Today in Postal History

  
     
German East Africa to Germany
April 7, 1898

This picture postcard illustrates the "Gruss aus xxxx" (Greetings from xxxx)
genre popular with German tourists a century ago.
Such cards are now popular as colorful collectibles.

In a few months after the arrival of Carl Peters, a German politician and journalist, in 1884
German influence spread through the south half of the African mainland of Zanzibar.
By 1890 a border had been established between British East Africa and
German East Africa as the European powers carved up Africa.

In 1890 German Postal Agencies were opened in Bagamoyo and Dar-es-Salaam.
The first stamps were issued in 1890 by overprinting German stamps.

This card is a German 10 pfg.

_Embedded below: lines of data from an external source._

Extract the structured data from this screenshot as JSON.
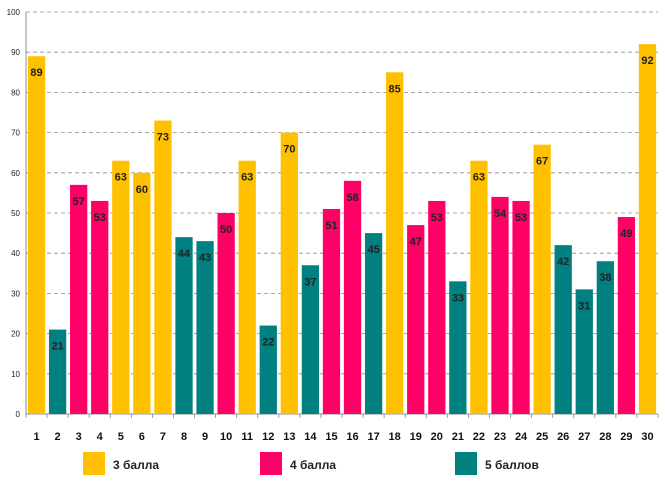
{
  "chart_data": {
    "type": "bar",
    "title": "",
    "xlabel": "",
    "ylabel": "",
    "ylim": [
      0,
      100
    ],
    "yticks": [
      0,
      10,
      20,
      30,
      40,
      50,
      60,
      70,
      80,
      90,
      100
    ],
    "grid": true,
    "legend_position": "bottom",
    "categories": [
      "1",
      "2",
      "3",
      "4",
      "5",
      "6",
      "7",
      "8",
      "9",
      "10",
      "11",
      "12",
      "13",
      "14",
      "15",
      "16",
      "17",
      "18",
      "19",
      "20",
      "21",
      "22",
      "23",
      "24",
      "25",
      "26",
      "27",
      "28",
      "29",
      "30"
    ],
    "values": [
      89,
      21,
      57,
      53,
      63,
      60,
      73,
      44,
      43,
      50,
      63,
      22,
      70,
      37,
      51,
      58,
      45,
      85,
      47,
      53,
      33,
      63,
      54,
      53,
      67,
      42,
      31,
      38,
      49,
      92
    ],
    "grades": [
      "3 балла",
      "5 баллов",
      "4 балла",
      "4 балла",
      "3 балла",
      "3 балла",
      "3 балла",
      "5 баллов",
      "5 баллов",
      "4 балла",
      "3 балла",
      "5 баллов",
      "3 балла",
      "5 баллов",
      "4 балла",
      "4 балла",
      "5 баллов",
      "3 балла",
      "4 балла",
      "4 балла",
      "5 баллов",
      "3 балла",
      "4 балла",
      "4 балла",
      "3 балла",
      "5 баллов",
      "5 баллов",
      "5 баллов",
      "4 балла",
      "3 балла"
    ],
    "series": [
      {
        "name": "3 балла",
        "color": "#FFC000"
      },
      {
        "name": "4 балла",
        "color": "#FF0066"
      },
      {
        "name": "5 баллов",
        "color": "#008080"
      }
    ]
  }
}
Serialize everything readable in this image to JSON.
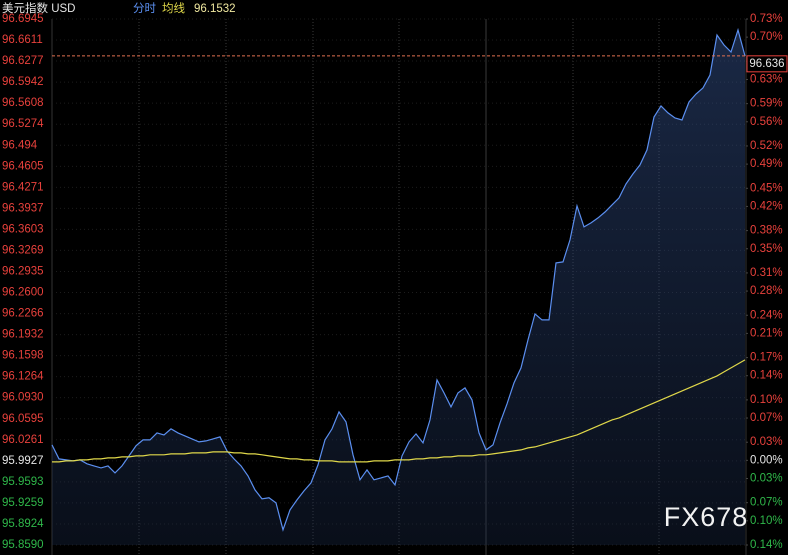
{
  "chart_data": {
    "type": "line",
    "title": "美元指数 USD",
    "watermark": "FX678",
    "current_price": 96.636,
    "ylim": [
      95.859,
      96.6945
    ],
    "yticks": [
      96.6945,
      96.6611,
      96.6277,
      96.5942,
      96.5608,
      96.5274,
      96.494,
      96.4605,
      96.4271,
      96.3937,
      96.3603,
      96.3269,
      96.2935,
      {
        "value": 96.26,
        "label": "96.2600"
      },
      96.2266,
      96.1932,
      96.1598,
      96.1264,
      {
        "value": 96.093,
        "label": "96.0930"
      },
      96.0595,
      96.0261,
      95.9927,
      95.9593,
      95.9259,
      95.8924,
      {
        "value": 95.859,
        "label": "95.8590"
      }
    ],
    "y2lim": [
      -0.14,
      0.73
    ],
    "y2ticks": [
      {
        "value": 0.73,
        "label": "0.73%"
      },
      {
        "value": 0.7,
        "label": "0.70%"
      },
      {
        "value": 0.66,
        "label": "0.66%"
      },
      {
        "value": 0.63,
        "label": "0.63%"
      },
      {
        "value": 0.59,
        "label": "0.59%"
      },
      {
        "value": 0.56,
        "label": "0.56%"
      },
      {
        "value": 0.52,
        "label": "0.52%"
      },
      {
        "value": 0.49,
        "label": "0.49%"
      },
      {
        "value": 0.45,
        "label": "0.45%"
      },
      {
        "value": 0.42,
        "label": "0.42%"
      },
      {
        "value": 0.38,
        "label": "0.38%"
      },
      {
        "value": 0.35,
        "label": "0.35%"
      },
      {
        "value": 0.31,
        "label": "0.31%"
      },
      {
        "value": 0.28,
        "label": "0.28%"
      },
      {
        "value": 0.24,
        "label": "0.24%"
      },
      {
        "value": 0.21,
        "label": "0.21%"
      },
      {
        "value": 0.17,
        "label": "0.17%"
      },
      {
        "value": 0.14,
        "label": "0.14%"
      },
      {
        "value": 0.1,
        "label": "0.10%"
      },
      {
        "value": 0.07,
        "label": "0.07%"
      },
      {
        "value": 0.03,
        "label": "0.03%"
      },
      {
        "value": 0,
        "label": "0.00%"
      },
      {
        "value": -0.03,
        "label": "0.03%"
      },
      {
        "value": -0.07,
        "label": "0.07%"
      },
      {
        "value": -0.1,
        "label": "0.10%"
      },
      {
        "value": -0.14,
        "label": "0.14%"
      }
    ],
    "series": [
      {
        "name": "分时",
        "color": "#5b8ff0",
        "values": [
          96.018,
          95.9958,
          95.9942,
          95.9926,
          95.9942,
          95.9879,
          95.9847,
          95.9815,
          95.9847,
          95.9736,
          95.9847,
          96.0006,
          96.0165,
          96.026,
          96.026,
          96.0371,
          96.0339,
          96.0434,
          96.0371,
          96.0323,
          96.0276,
          96.0228,
          96.0244,
          96.0276,
          96.0307,
          96.0085,
          95.9958,
          95.9847,
          95.9688,
          95.9466,
          95.9323,
          95.9339,
          95.9259,
          95.8831,
          95.9148,
          95.9307,
          95.945,
          95.9577,
          95.9863,
          96.026,
          96.0434,
          96.0704,
          96.0546,
          96.0022,
          95.9625,
          95.9783,
          95.9625,
          95.9656,
          95.9688,
          95.9545,
          96.0006,
          96.0228,
          96.0355,
          96.0212,
          96.0577,
          96.1213,
          96.1006,
          96.0784,
          96.1006,
          96.1086,
          96.0895,
          96.0371,
          96.0101,
          96.018,
          96.053,
          96.0831,
          96.1165,
          96.1403,
          96.1848,
          96.2261,
          96.2165,
          96.2165,
          96.3071,
          96.3086,
          96.3436,
          96.3976,
          96.3642,
          96.3706,
          96.3785,
          96.388,
          96.3992,
          96.4103,
          96.4325,
          96.4484,
          96.4627,
          96.4865,
          96.5389,
          96.5564,
          96.5453,
          96.5373,
          96.5341,
          96.5627,
          96.5754,
          96.585,
          96.6056,
          96.6691,
          96.6532,
          96.6421,
          96.6771,
          96.6358
        ]
      },
      {
        "name": "均线",
        "color": "#e0d84a",
        "last_value": 96.1532,
        "values": [
          95.991,
          95.991,
          95.9926,
          95.9926,
          95.9942,
          95.9942,
          95.9958,
          95.9958,
          95.9974,
          95.9974,
          95.999,
          95.999,
          96.0006,
          96.0006,
          96.0022,
          96.0022,
          96.0022,
          96.0037,
          96.0037,
          96.0037,
          96.0053,
          96.0053,
          96.0053,
          96.0069,
          96.0069,
          96.0069,
          96.0053,
          96.0053,
          96.0037,
          96.0037,
          96.0022,
          96.0006,
          95.999,
          95.9974,
          95.9958,
          95.9958,
          95.9942,
          95.9942,
          95.9926,
          95.9926,
          95.9926,
          95.991,
          95.991,
          95.991,
          95.991,
          95.991,
          95.9926,
          95.9926,
          95.9926,
          95.9942,
          95.9942,
          95.9942,
          95.9958,
          95.9958,
          95.9974,
          95.9974,
          95.999,
          95.999,
          96.0006,
          96.0006,
          96.0006,
          96.0022,
          96.0022,
          96.0037,
          96.0053,
          96.0069,
          96.0085,
          96.0101,
          96.0133,
          96.0149,
          96.018,
          96.0212,
          96.0244,
          96.0276,
          96.0307,
          96.0339,
          96.0387,
          96.0434,
          96.0482,
          96.053,
          96.0577,
          96.0609,
          96.0657,
          96.0704,
          96.0752,
          96.08,
          96.0847,
          96.0895,
          96.0943,
          96.099,
          96.1038,
          96.1086,
          96.1133,
          96.1181,
          96.1228,
          96.1276,
          96.134,
          96.1403,
          96.1467,
          96.153
        ]
      }
    ]
  }
}
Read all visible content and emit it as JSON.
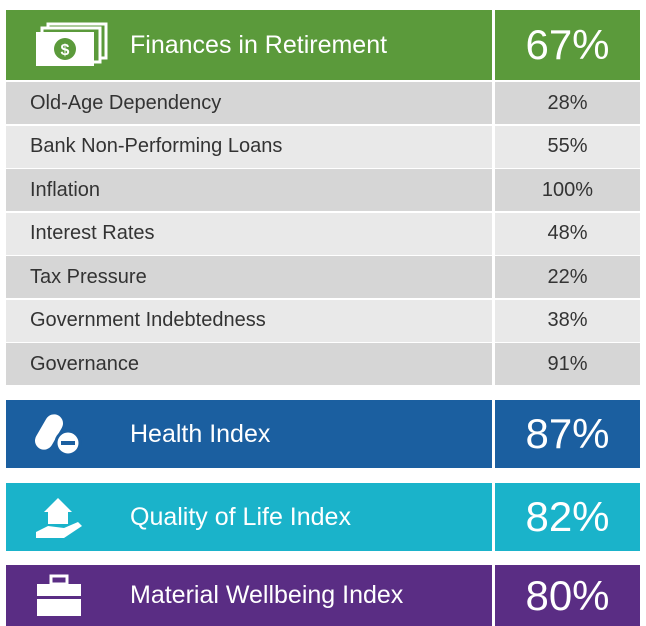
{
  "finances": {
    "title": "Finances in Retirement",
    "value": "67%",
    "rows": [
      {
        "label": "Old-Age Dependency",
        "value": "28%"
      },
      {
        "label": "Bank Non-Performing Loans",
        "value": "55%"
      },
      {
        "label": "Inflation",
        "value": "100%"
      },
      {
        "label": "Interest Rates",
        "value": "48%"
      },
      {
        "label": "Tax Pressure",
        "value": "22%"
      },
      {
        "label": "Government Indebtedness",
        "value": "38%"
      },
      {
        "label": "Governance",
        "value": "91%"
      }
    ]
  },
  "indices": [
    {
      "title": "Health Index",
      "value": "87%"
    },
    {
      "title": "Quality of Life Index",
      "value": "82%"
    },
    {
      "title": "Material Wellbeing Index",
      "value": "80%"
    }
  ]
}
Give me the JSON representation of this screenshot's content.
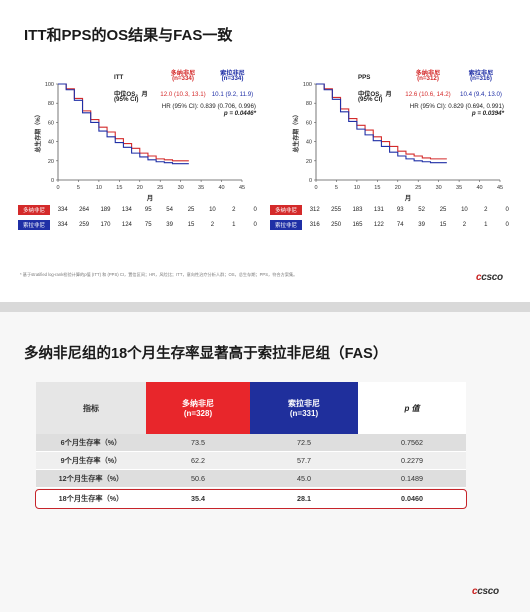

U.P.U. card with an added a printed illustration.
This card was surcharged with a diagonal overprint similar to that used on the first stamps:
5
Deutsch-Ostafrika
Pesa.
64 Pesas made one Rupee.

The card has a single CDS from Dar-es-Salaam.
The illustration is from Bagamoyo about 30 km northwest along the coast.
Bagamoyo is opposite the island of Zanzibar.

The card is addressed to Berlin where it arrived on May 1.
The Berlin receiving mark was overinked which resulted in offset
on other covers in the stack as the clerk cancelled them.

One can see how such postcards would appeal to collectors interested
in reviewing the 'grand tours' taken in the decades before World War I.